Colombia's central bank, Banco de la Republica, continued its hiking cycle with a 75bps increase in its policy rate to 12.75% at its first meeting of the year, on 27 January. The increase was, however, lower than the 100bps that was expected, according to the Bloomberg consensus survey.
It was the 12th increase in this tightening cycle, which began in October 2021, and brings the cumulative increase so far to 1,100bps. The policy rate is at its highest level in 23 years (since 1999) as the central bank fights inflation at its peak since then.
However, the lower-than-expected increase follows a run of three 100bps increases in a row, the most recent coming in the December meeting, and, before that, a couple of 150bps hikes, as the central bank tapers down the pace of increase. Still, the policy rate has now more than doubled since May.

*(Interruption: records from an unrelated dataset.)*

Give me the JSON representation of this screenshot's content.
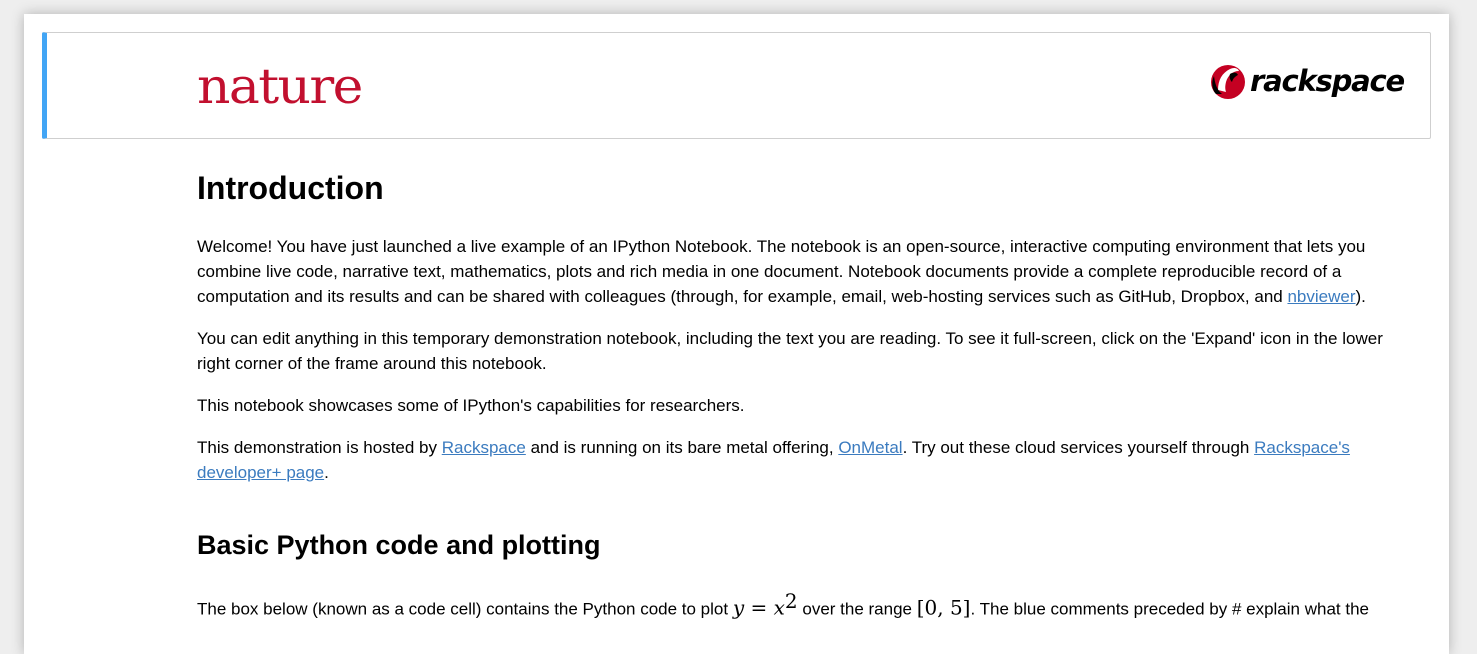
{
  "header": {
    "nature_logo": "nature",
    "rackspace_logo": "rackspace",
    "accent_color": "#42a5f5",
    "nature_color": "#c2102f",
    "rackspace_color": "#c40022"
  },
  "intro": {
    "heading": "Introduction",
    "p1": "Welcome! You have just launched a live example of an IPython Notebook. The notebook is an open-source, interactive computing environment that lets you combine live code, narrative text, mathematics, plots and rich media in one document. Notebook documents provide a complete reproducible record of a computation and its results and can be shared with colleagues (through, for example, email, web-hosting services such as GitHub, Dropbox, and ",
    "p1_link": "nbviewer",
    "p1_end": ").",
    "p2": "You can edit anything in this temporary demonstration notebook, including the text you are reading. To see it full-screen, click on the 'Expand' icon in the lower right corner of the frame around this notebook.",
    "p3": "This notebook showcases some of IPython's capabilities for researchers.",
    "p4_a": "This demonstration is hosted by ",
    "p4_link1": "Rackspace",
    "p4_b": " and is running on its bare metal offering, ",
    "p4_link2": "OnMetal",
    "p4_c": ". Try out these cloud services yourself through ",
    "p4_link3": "Rackspace's developer+ page",
    "p4_d": "."
  },
  "basic": {
    "heading": "Basic Python code and plotting",
    "p1_a": "The box below (known as a code cell) contains the Python code to plot ",
    "math_y": "y",
    "math_eq": " = ",
    "math_x": "x",
    "math_exp": "2",
    "p1_b": " over the range ",
    "math_range": "[0, 5]",
    "p1_c": ". The blue comments preceded by # explain what the"
  },
  "link_color": "#3b7bbf"
}
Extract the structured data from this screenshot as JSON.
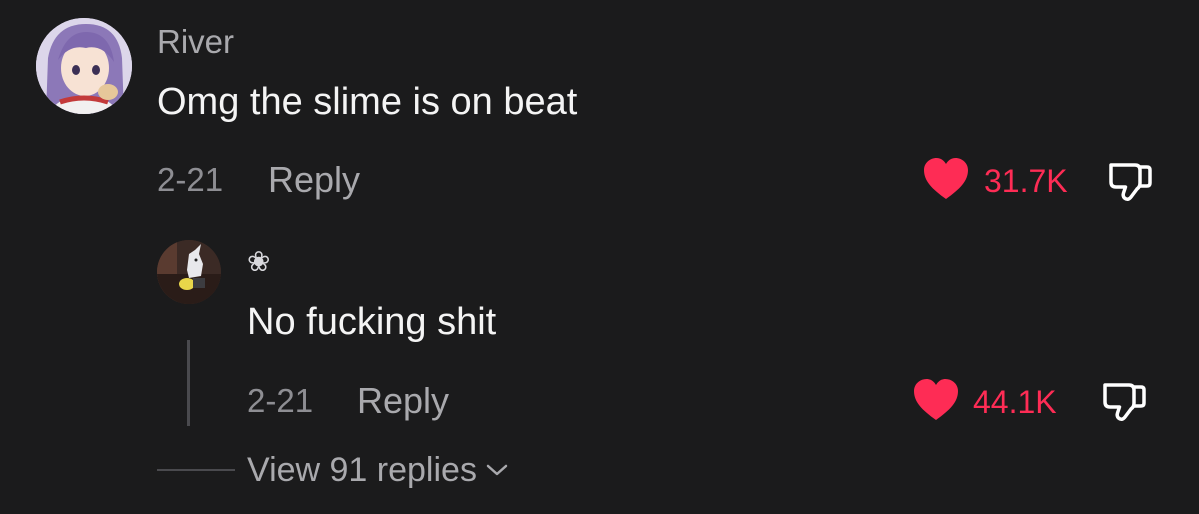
{
  "comment": {
    "username": "River",
    "text": "Omg the slime is on beat",
    "date": "2-21",
    "reply_label": "Reply",
    "likes": "31.7K"
  },
  "reply": {
    "username": "❀",
    "text": "No fucking shit",
    "date": "2-21",
    "reply_label": "Reply",
    "likes": "44.1K"
  },
  "view_replies": "View 91 replies",
  "colors": {
    "background": "#1b1b1c",
    "like": "#fe2c55",
    "muted": "#a9a9ad"
  },
  "icons": [
    "heart-icon",
    "dislike-icon",
    "chevron-down-icon",
    "flower-icon"
  ]
}
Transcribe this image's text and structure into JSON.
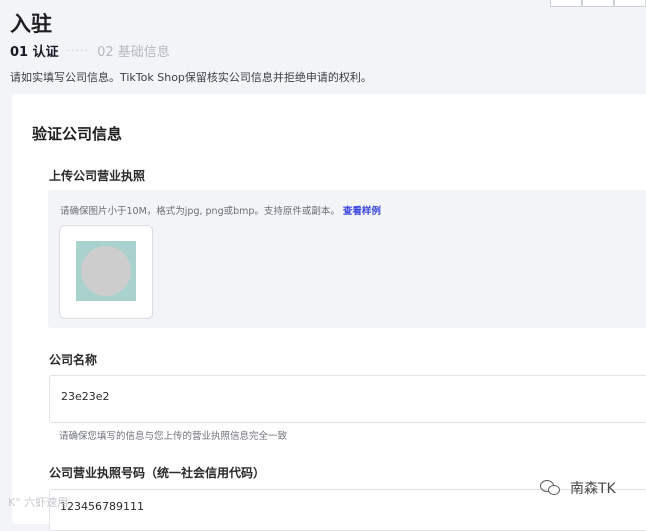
{
  "page": {
    "title": "入驻",
    "steps": [
      {
        "label": "01 认证",
        "active": true
      },
      {
        "label": "02 基础信息",
        "active": false
      }
    ],
    "step_dots": "·····",
    "intro": "请如实填写公司信息。TikTok Shop保留核实公司信息并拒绝申请的权利。"
  },
  "card": {
    "title": "验证公司信息",
    "upload": {
      "label": "上传公司营业执照",
      "hint": "请确保图片小于10M，格式为jpg, png或bmp。支持原件或副本。",
      "sample_link": "查看样例"
    },
    "company_name": {
      "label": "公司名称",
      "value": "23e23e2",
      "helper": "请确保您填写的信息与您上传的营业执照信息完全一致"
    },
    "license_number": {
      "label": "公司营业执照号码（统一社会信用代码）",
      "value": "123456789111"
    }
  },
  "watermarks": {
    "left": "K° 六虾速用",
    "right": "南森TK"
  },
  "colors": {
    "background": "#f3f4f8",
    "link": "#3b47e0",
    "thumbnail": "#a9d2cf"
  }
}
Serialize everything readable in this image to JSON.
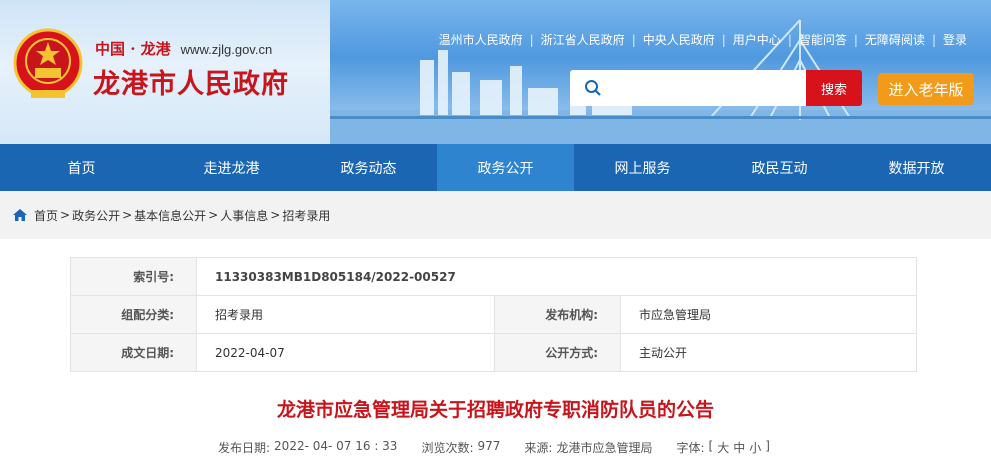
{
  "header": {
    "brand_line1": "中国 · 龙港",
    "site_url": "www.zjlg.gov.cn",
    "title": "龙港市人民政府",
    "emblem_icon": "national-emblem-icon",
    "toplinks": [
      "温州市人民政府",
      "浙江省人民政府",
      "中央人民政府",
      "用户中心",
      "智能问答",
      "无障碍阅读",
      "登录"
    ],
    "search": {
      "placeholder": "",
      "button": "搜索"
    },
    "elder_button": "进入老年版"
  },
  "nav": {
    "items": [
      "首页",
      "走进龙港",
      "政务动态",
      "政务公开",
      "网上服务",
      "政民互动",
      "数据开放"
    ],
    "active": "政务公开"
  },
  "breadcrumb": {
    "items": [
      "首页",
      "政务公开",
      "基本信息公开",
      "人事信息",
      "招考录用"
    ],
    "separator": ">"
  },
  "info": {
    "index_label": "索引号:",
    "index_value": "11330383MB1D805184/2022-00527",
    "category_label": "组配分类:",
    "category_value": "招考录用",
    "publisher_label": "发布机构:",
    "publisher_value": "市应急管理局",
    "date_label": "成文日期:",
    "date_value": "2022-04-07",
    "method_label": "公开方式:",
    "method_value": "主动公开"
  },
  "article": {
    "title": "龙港市应急管理局关于招聘政府专职消防队员的公告",
    "publish_label": "发布日期:",
    "publish_value": "2022- 04- 07 16 : 33",
    "views_label": "浏览次数:",
    "views_value": "977",
    "source_label": "来源:",
    "source_value": "龙港市应急管理局",
    "font_label": "字体:",
    "font_open": "[",
    "font_large": "大",
    "font_medium": "中",
    "font_small": "小",
    "font_close": "]"
  },
  "colors": {
    "brand_red": "#c8141b",
    "nav_blue": "#1a66b3",
    "nav_active": "#2f84d0",
    "elder_orange": "#f29b1a",
    "search_red": "#d8121b"
  }
}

The decision by the bank's board of directors was by majority. Five directors voted in favour of the increase, while two voted for a smaller increase (25bps). The voting pattern suggests a narrowing in the difference in views that existed at the previous meeting in December – that was also by majority, although with a wider range of views among the dissenters (one in favour of a 125bps increase and one for 25bps). The meeting prior to that in October was unanimous.
In its short statement, the central bank noted that inflation was higher than expected in December and remained on an upward trend. CPI inflation was 13.1% yoy last month, up from 12.5% in November, and compared with the Bloomberg survey of 12.7%. In fact, we observe that, bar one month (May 2022), there has been an increase in the annual rate (ie taking the first difference in yoy rates) every month since April 2021. Core inflation (excluding food and regulated items) also rose to 9.5% from 8.8%, according to the central bank.

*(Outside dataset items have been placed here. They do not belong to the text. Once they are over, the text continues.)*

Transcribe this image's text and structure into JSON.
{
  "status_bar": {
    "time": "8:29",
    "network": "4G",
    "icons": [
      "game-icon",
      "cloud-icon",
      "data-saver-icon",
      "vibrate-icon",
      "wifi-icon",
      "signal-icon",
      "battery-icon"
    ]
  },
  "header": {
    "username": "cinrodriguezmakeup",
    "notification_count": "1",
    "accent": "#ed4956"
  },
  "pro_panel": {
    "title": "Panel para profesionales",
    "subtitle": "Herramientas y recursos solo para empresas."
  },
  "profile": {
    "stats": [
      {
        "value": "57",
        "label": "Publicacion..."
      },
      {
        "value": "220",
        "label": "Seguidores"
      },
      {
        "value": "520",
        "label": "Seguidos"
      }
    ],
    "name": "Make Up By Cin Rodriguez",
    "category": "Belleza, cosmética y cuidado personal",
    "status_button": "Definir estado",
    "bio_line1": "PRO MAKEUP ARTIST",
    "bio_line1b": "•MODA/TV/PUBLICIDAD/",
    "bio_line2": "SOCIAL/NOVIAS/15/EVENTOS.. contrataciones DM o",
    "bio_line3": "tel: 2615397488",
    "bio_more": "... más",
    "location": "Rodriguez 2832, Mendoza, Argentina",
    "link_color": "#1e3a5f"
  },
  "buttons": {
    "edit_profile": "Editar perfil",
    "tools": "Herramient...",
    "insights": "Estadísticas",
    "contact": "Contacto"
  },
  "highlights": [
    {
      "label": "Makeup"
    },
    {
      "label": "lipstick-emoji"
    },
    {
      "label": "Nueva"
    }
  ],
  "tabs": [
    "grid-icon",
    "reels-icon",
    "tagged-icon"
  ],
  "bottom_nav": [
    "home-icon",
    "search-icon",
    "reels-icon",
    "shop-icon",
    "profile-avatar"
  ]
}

The bank attributed higher inflation to higher food prices, accumulated exchange rate pressure on prices and indexation. It also noted a rise in inflation expectations.
That said, the bank noted a slowdown in leading indicators in the fourth quarter. As a result, real GDP growth is projected to slow to 0.2% this year, down from 8.0% in 2022.
However, it also appeared to change its forward guidance. It noted after its decision that "monetary policy is close to the stance required to induce a convergence of inflation toward its 3.0% target in the medium term", rather than being consistent with convergence to the target or bringing inflation down. Subsequent decisions will be data-dependent.
This may rekindle hopes that the central bank is finally near the end of its tightening cycle and that rates are close to their peak. The cumulative impact of monetary policy tightening so far, slowing activity and base effects should help to ease inflation readings going forward, while real interest rates are much less – albeit still – negative based on actual inflation. Moreover, real rates are positive – and well above the neutral rate – based on one-year ahead inflation expectations. Still, the bank may need to see actual evidence of lower inflation prints before pausing.
The minutes of the meeting will be published on 31 January and the next rate decision is due on 31 March.